A River Worth Riding: Lesson Four
How to stop caring about what people think of you
The Power of Focus and Attention

Each evening, a father would bring his daughter down to the water’s edge and show her the river’s secrets. As they sat quietly one evening, a mother wolf appeared on the bank and began drinking with her pups. “Did you know that inside each person lives two wolf packs?” asked the father.

She was a clever daughter, who knew that she was much too small to contain even one wolf, so she asked her father to explain.

“The first wolf pack has six siblings,” he said. “They are anger, envy, greed, resentment, revenge and lies. The other wolf pack also has six siblings. They are fairness, joy, love, empathy, forgiveness and truth. Every day, both of these wolf packs struggle and fight to keep their hold on your life.”
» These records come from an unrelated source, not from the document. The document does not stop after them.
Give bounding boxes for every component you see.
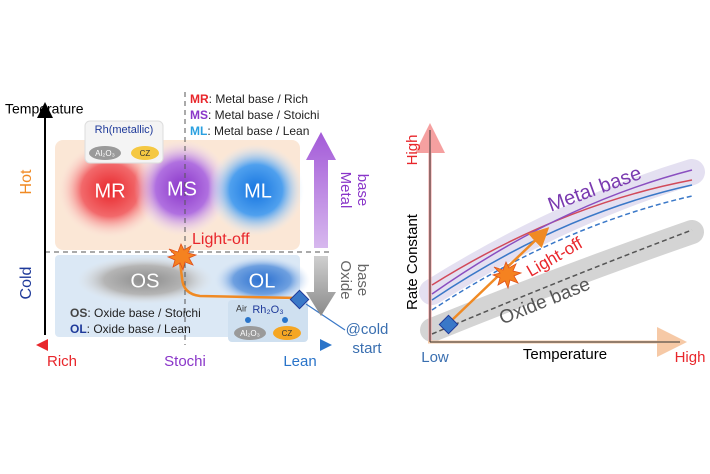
metal-base-label: base bbox=[354, 174, 371, 207]
curve bbox=[431, 195, 693, 311]
light-off-path bbox=[178, 261, 299, 300]
arrow-left bbox=[36, 339, 48, 351]
mr-blob bbox=[58, 142, 162, 238]
cold-start-marker bbox=[438, 314, 459, 335]
legend-text: : Oxide base / Stoichi bbox=[87, 306, 200, 320]
x-high-label: High bbox=[675, 349, 706, 366]
curve bbox=[431, 229, 693, 335]
light-off-arrow bbox=[449, 227, 550, 323]
oxide-base-label: base bbox=[354, 264, 371, 297]
arrow-right bbox=[320, 339, 332, 351]
support bbox=[234, 326, 266, 340]
cold-start-marker bbox=[289, 289, 310, 310]
legend-code: OL bbox=[70, 322, 87, 336]
legend-entry: ML: Metal base / Lean bbox=[190, 124, 309, 138]
ms-blob bbox=[134, 140, 230, 236]
curve bbox=[431, 169, 693, 295]
legend-entry: MR: Metal base / Rich bbox=[190, 92, 308, 106]
region-label: ML bbox=[244, 180, 272, 202]
rh-metallic: Rh(metallic) bbox=[95, 124, 154, 136]
rh2o3-label: Rh₂O₃ bbox=[252, 304, 283, 316]
light-off-label: Light-off bbox=[192, 231, 250, 248]
support-label: Al₂O₃ bbox=[240, 329, 260, 338]
x-label: Lean bbox=[283, 353, 316, 370]
region-label: OS bbox=[131, 270, 160, 292]
ol-blob bbox=[214, 256, 310, 304]
metal-base-label: Metal bbox=[337, 172, 354, 209]
cold-start-label: start bbox=[352, 340, 382, 357]
legend-entry: MS: Metal base / Stoichi bbox=[190, 108, 319, 122]
support-label: Al₂O₃ bbox=[95, 149, 115, 158]
ml-blob bbox=[208, 144, 304, 236]
support bbox=[89, 146, 121, 160]
legend-text: : Oxide base / Lean bbox=[87, 322, 191, 336]
cold-start-label: @cold bbox=[346, 321, 389, 338]
o-atom bbox=[245, 317, 251, 323]
legend-text: : Metal base / Lean bbox=[207, 124, 309, 138]
x-label: Stochi bbox=[164, 353, 206, 370]
y-high-label: High bbox=[404, 135, 421, 166]
oxide-arrow bbox=[306, 256, 336, 316]
x-axis-label: Temperature bbox=[523, 346, 607, 363]
region-label: MR bbox=[94, 180, 125, 202]
o-atom bbox=[282, 317, 288, 323]
light-off-star bbox=[491, 261, 523, 290]
support-label: CZ bbox=[282, 329, 293, 338]
y-axis-label: Temperature bbox=[5, 101, 84, 117]
callout-line bbox=[305, 303, 346, 331]
x-low-label: Low bbox=[421, 349, 449, 366]
legend-code: ML bbox=[190, 124, 207, 138]
cold-label: Cold bbox=[18, 267, 35, 300]
os-blob bbox=[77, 256, 213, 304]
legend-entry: OS: Oxide base / Stoichi bbox=[70, 306, 201, 320]
region-label: OL bbox=[249, 270, 276, 292]
x-label: Rich bbox=[47, 353, 77, 370]
oxide-band bbox=[420, 220, 704, 342]
y-axis-label: Rate Constant bbox=[404, 213, 421, 310]
oxide-base-label: Oxide bbox=[337, 260, 354, 299]
light-off-star bbox=[166, 243, 198, 272]
support bbox=[273, 326, 301, 340]
air-label: Air bbox=[236, 303, 247, 313]
hot-label: Hot bbox=[18, 169, 35, 194]
support bbox=[131, 146, 159, 160]
metal-arrow bbox=[306, 132, 336, 248]
region-label: MS bbox=[167, 178, 197, 200]
support-label: CZ bbox=[140, 149, 151, 158]
curve bbox=[431, 184, 693, 301]
legend-code: MR bbox=[190, 92, 209, 106]
legend-entry: OL: Oxide base / Lean bbox=[70, 322, 191, 336]
legend-code: OS bbox=[70, 306, 87, 320]
legend-text: : Metal base / Stoichi bbox=[208, 108, 319, 122]
legend-text: : Metal base / Rich bbox=[209, 92, 308, 106]
legend-code: MS bbox=[190, 108, 208, 122]
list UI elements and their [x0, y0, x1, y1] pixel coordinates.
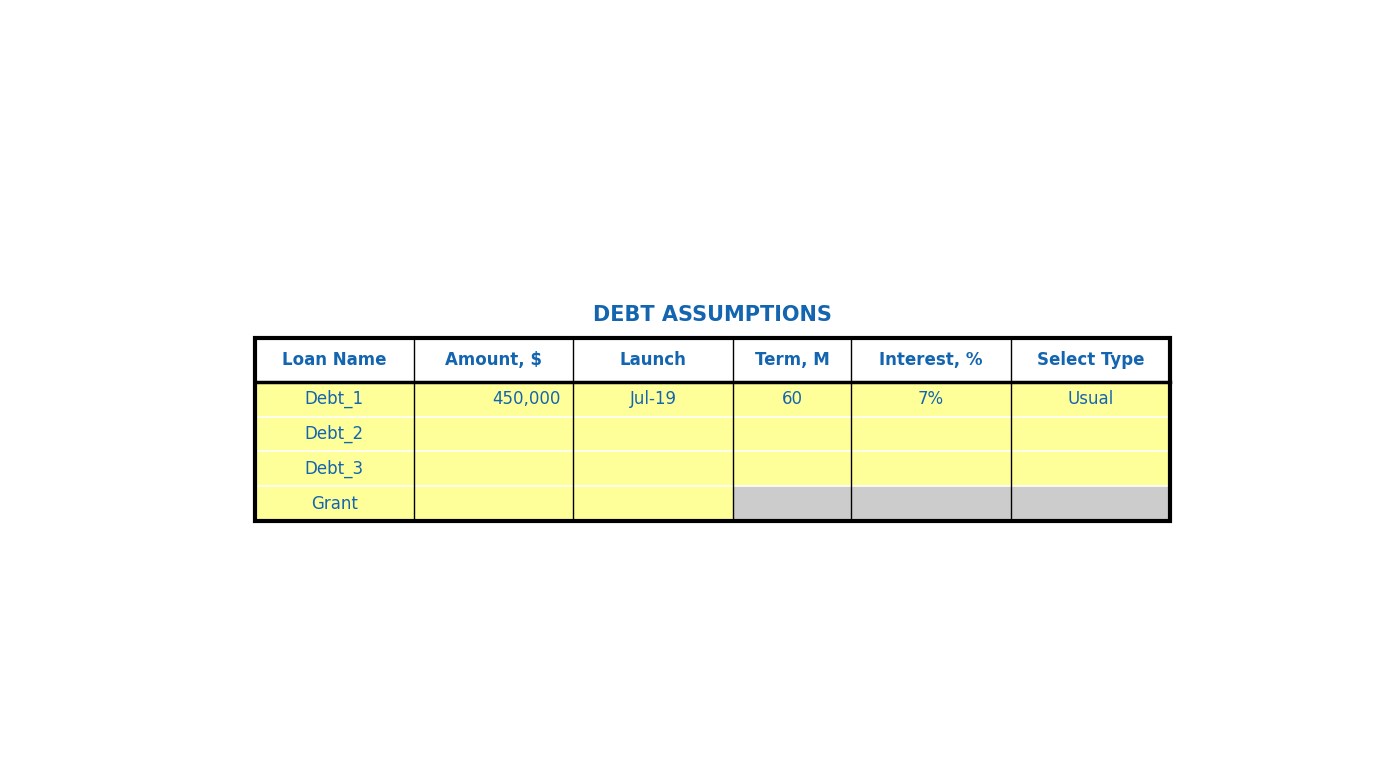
Bar: [574, 486, 733, 521]
Text: DEBT ASSUMPTIONS: DEBT ASSUMPTIONS: [594, 305, 831, 325]
Bar: [254, 381, 414, 417]
Bar: [574, 381, 733, 417]
Bar: [574, 417, 733, 452]
Bar: [851, 381, 1011, 417]
Bar: [574, 338, 733, 381]
Bar: [414, 381, 574, 417]
Bar: [851, 452, 1011, 486]
Bar: [414, 486, 574, 521]
Text: 60: 60: [781, 390, 802, 408]
Text: Debt_2: Debt_2: [304, 425, 364, 443]
Bar: [851, 486, 1011, 521]
Bar: [733, 381, 851, 417]
Bar: [254, 417, 414, 452]
Text: Select Type: Select Type: [1037, 351, 1144, 369]
Bar: [733, 338, 851, 381]
Bar: [414, 417, 574, 452]
Bar: [1011, 381, 1170, 417]
Text: Debt_3: Debt_3: [304, 460, 364, 478]
Bar: [733, 452, 851, 486]
Text: Jul-19: Jul-19: [630, 390, 677, 408]
Text: Grant: Grant: [311, 495, 357, 513]
Text: Loan Name: Loan Name: [282, 351, 386, 369]
Bar: [733, 486, 851, 521]
Bar: [1011, 486, 1170, 521]
Bar: [1011, 452, 1170, 486]
Bar: [574, 452, 733, 486]
Bar: [851, 417, 1011, 452]
Text: 450,000: 450,000: [492, 390, 560, 408]
Bar: [733, 417, 851, 452]
Bar: [254, 338, 1170, 521]
Text: Launch: Launch: [620, 351, 687, 369]
Text: Debt_1: Debt_1: [304, 390, 364, 408]
Bar: [851, 338, 1011, 381]
Bar: [414, 452, 574, 486]
Bar: [1011, 338, 1170, 381]
Bar: [254, 452, 414, 486]
Text: Usual: Usual: [1068, 390, 1113, 408]
Text: Interest, %: Interest, %: [880, 351, 983, 369]
Text: Term, M: Term, M: [755, 351, 830, 369]
Text: Amount, $: Amount, $: [445, 351, 542, 369]
Bar: [1011, 417, 1170, 452]
Text: 7%: 7%: [917, 390, 944, 408]
Bar: [254, 486, 414, 521]
Bar: [414, 338, 574, 381]
Bar: [254, 338, 414, 381]
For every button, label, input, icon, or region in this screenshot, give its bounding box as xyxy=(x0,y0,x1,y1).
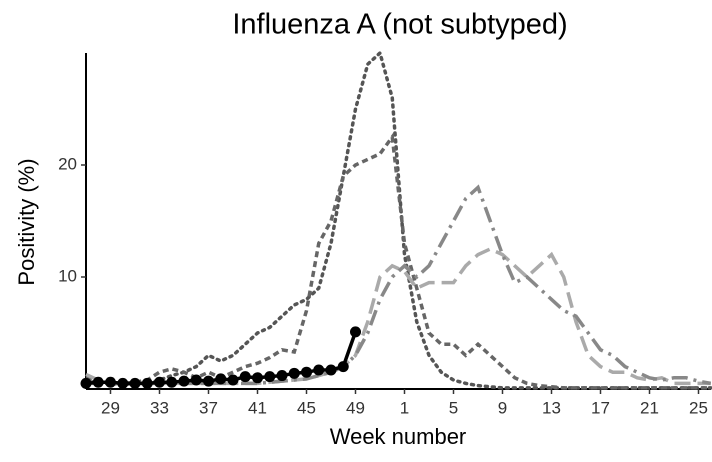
series-line xyxy=(84,49,712,390)
data-point xyxy=(350,326,361,338)
x-tick-label: 1 xyxy=(400,398,409,417)
data-point xyxy=(288,367,300,379)
x-tick-label: 13 xyxy=(542,398,561,417)
x-tick-label: 45 xyxy=(297,398,316,417)
data-point xyxy=(129,377,141,389)
data-point xyxy=(215,373,227,385)
x-tick-label: 49 xyxy=(346,398,365,417)
data-point xyxy=(239,371,251,383)
series-line xyxy=(85,132,711,390)
series-line xyxy=(86,184,712,386)
data-point xyxy=(105,376,116,388)
x-axis-label: Week number xyxy=(330,424,467,449)
data-point xyxy=(301,366,312,378)
data-point xyxy=(80,377,92,389)
data-point xyxy=(264,371,276,383)
data-point xyxy=(178,375,190,387)
data-point xyxy=(190,374,202,386)
data-point xyxy=(203,375,214,387)
data-point xyxy=(117,377,129,389)
y-tick-label: 20 xyxy=(58,154,77,173)
x-tick-label: 37 xyxy=(199,398,218,417)
data-point xyxy=(325,364,337,376)
x-tick-label: 9 xyxy=(498,398,507,417)
x-tick-label: 25 xyxy=(689,398,708,417)
x-tick-label: 41 xyxy=(248,398,267,417)
data-point xyxy=(227,374,239,386)
chart-title: Influenza A (not subtyped) xyxy=(232,9,567,41)
x-tick-label: 17 xyxy=(591,398,610,417)
data-point xyxy=(92,376,104,388)
data-point xyxy=(252,372,263,384)
data-point xyxy=(166,376,178,388)
x-tick-label: 29 xyxy=(101,398,120,417)
data-point xyxy=(337,361,349,373)
y-axis-label: Positivity (%) xyxy=(14,158,39,285)
y-tick-label: 10 xyxy=(58,266,77,285)
x-tick-label: 21 xyxy=(640,398,659,417)
data-point xyxy=(313,364,325,376)
data-point xyxy=(276,370,288,382)
data-point xyxy=(141,377,153,389)
data-point xyxy=(154,376,165,388)
x-tick-label: 33 xyxy=(150,398,169,417)
x-tick-label: 5 xyxy=(449,398,458,417)
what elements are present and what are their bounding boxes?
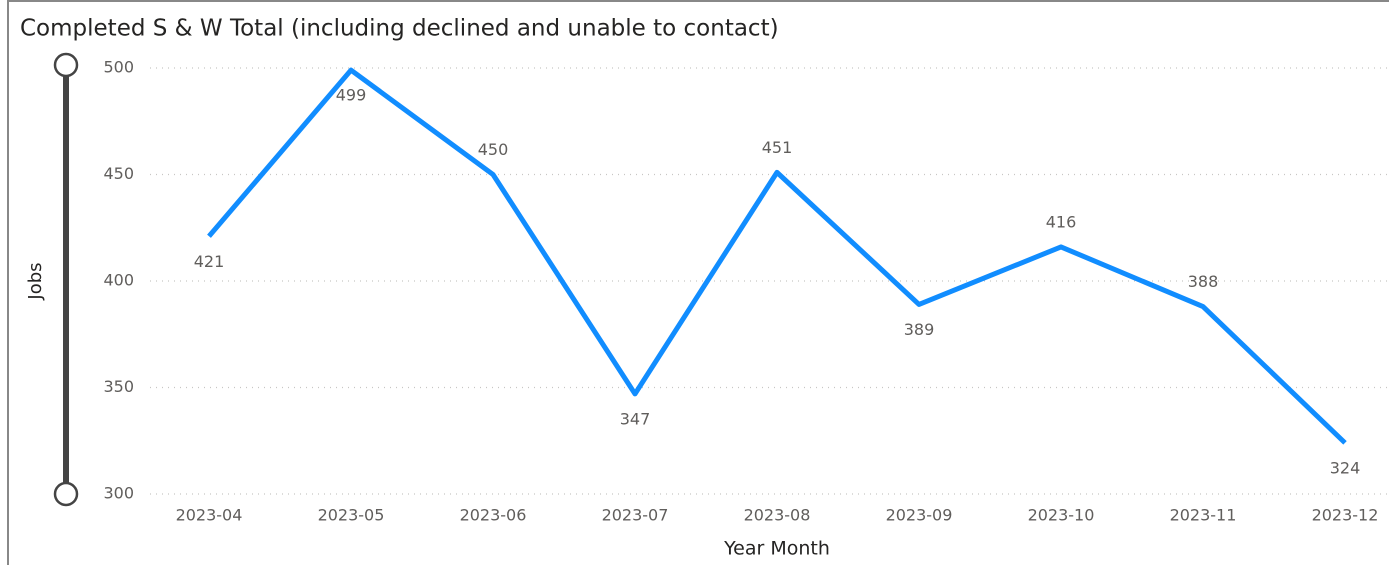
x-tick-label: 2023-08 <box>744 506 811 525</box>
data-label: 450 <box>478 140 509 159</box>
x-tick-label: 2023-06 <box>460 506 527 525</box>
data-label: 324 <box>1330 458 1361 477</box>
y-tick-label: 500 <box>103 58 134 77</box>
y-axis-label: Jobs <box>25 262 46 300</box>
x-tick-label: 2023-10 <box>1028 506 1095 525</box>
x-axis-label: Year Month <box>723 538 830 560</box>
zoom-slider[interactable] <box>53 52 79 507</box>
x-tick-label: 2023-04 <box>176 506 243 525</box>
y-tick-label: 350 <box>103 377 134 396</box>
x-tick-label: 2023-12 <box>1312 506 1379 525</box>
x-tick-label: 2023-11 <box>1170 506 1237 525</box>
y-tick-label: 400 <box>103 271 134 290</box>
data-label: 416 <box>1046 212 1077 231</box>
chart-title: Completed S & W Total (including decline… <box>20 16 779 42</box>
x-tick-label: 2023-07 <box>602 506 669 525</box>
y-tick-label: 300 <box>103 484 134 503</box>
line-series <box>207 67 1347 445</box>
data-label: 388 <box>1188 272 1219 291</box>
slider-handle[interactable] <box>53 481 79 507</box>
slider-handle[interactable] <box>53 52 79 78</box>
x-tick-label: 2023-09 <box>886 506 953 525</box>
x-tick-label: 2023-05 <box>318 506 385 525</box>
data-label: 389 <box>904 320 935 339</box>
data-label: 347 <box>620 409 651 428</box>
data-label: 451 <box>762 138 793 157</box>
data-label: 499 <box>336 86 367 105</box>
y-tick-label: 450 <box>103 164 134 183</box>
data-label: 421 <box>194 252 225 271</box>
“Which wolf pack wins?” the daughter asked with wide eyes.

“The pack you feed the most.”

What feeds the wolf packs inside of your mind?

Your focus and your attention.

I knew a girl who rode life’s rapids. She was good at riding the rapids. Whenever she finished one rapid, she started preparing for the next. She only felt safe preparing for rapids, so she focused all of her attention upon surviving life’s rapids. Eventually, her life became one long rapid, and she missed the rest of the river entirely.

The power of focus says that if you only look for rapids, you will not see the calm. In other words, the more you concentrate on rapids, the more your brain will actually devote its resources to spotting rapids. Until eventually, rapids dominate your every thought and begin to affect your behavior. The same is true for many aspects of our lives. What we think about shapes how we feel about ourselves and others. Do we feel positive? Do we feel negative? Whatever we focus our thoughts upon inevitably shapes our lives.

So how can the power of focus help you to build a worthwhile life?

You’ll need to incorporate five exercises into your daily practice.

1.      Imagine the future you want

2.      Notice your distractions

3.      Understand how you process sensory data

4.      Exercise and stretch your attention span daily

5.      Practice controlling your negative emotions

Techniques for incorporating all five of these exercises into daily practice are fully examined in our companion book A River Worth Riding: Fourteen Rules for Navigating Life. Click here for ordering information.

What’s the bottom line on focus?

William James once wrote, “The greatest day in your life and mine is the day we take total responsibility for our attitudes. That is the day we truly grow up.”

Your attitude is the result of your focus.

Do you want more fear in your life? Then focus on what you fear. Do you want more emptiness in your life? Then spend all of your time reminding yourself how empty you are. Do you want to feel helplessness? Then focus your thoughts on everything that you’re helpless to change.

Whatever you focus upon, you’ll find.

Do you want more gratitude? Then notice what makes you grateful. Do you want everyone to seem wonderful? Then pay attention to what makes people wonderful. Do you want a sense of joy in your life? Then cultivate what brings you joy; take a trek through the woods; play with some kids; lose yourself in a museum; sail down a river.

The power of focus says that whatever you focus your attention upon will grow and expand in your consciousness until it becomes your reality and affects your behavior. So spend more time focused on what you want, and you’ll start seeing more of what you want.

Change your focus, and you will change how you experience the river.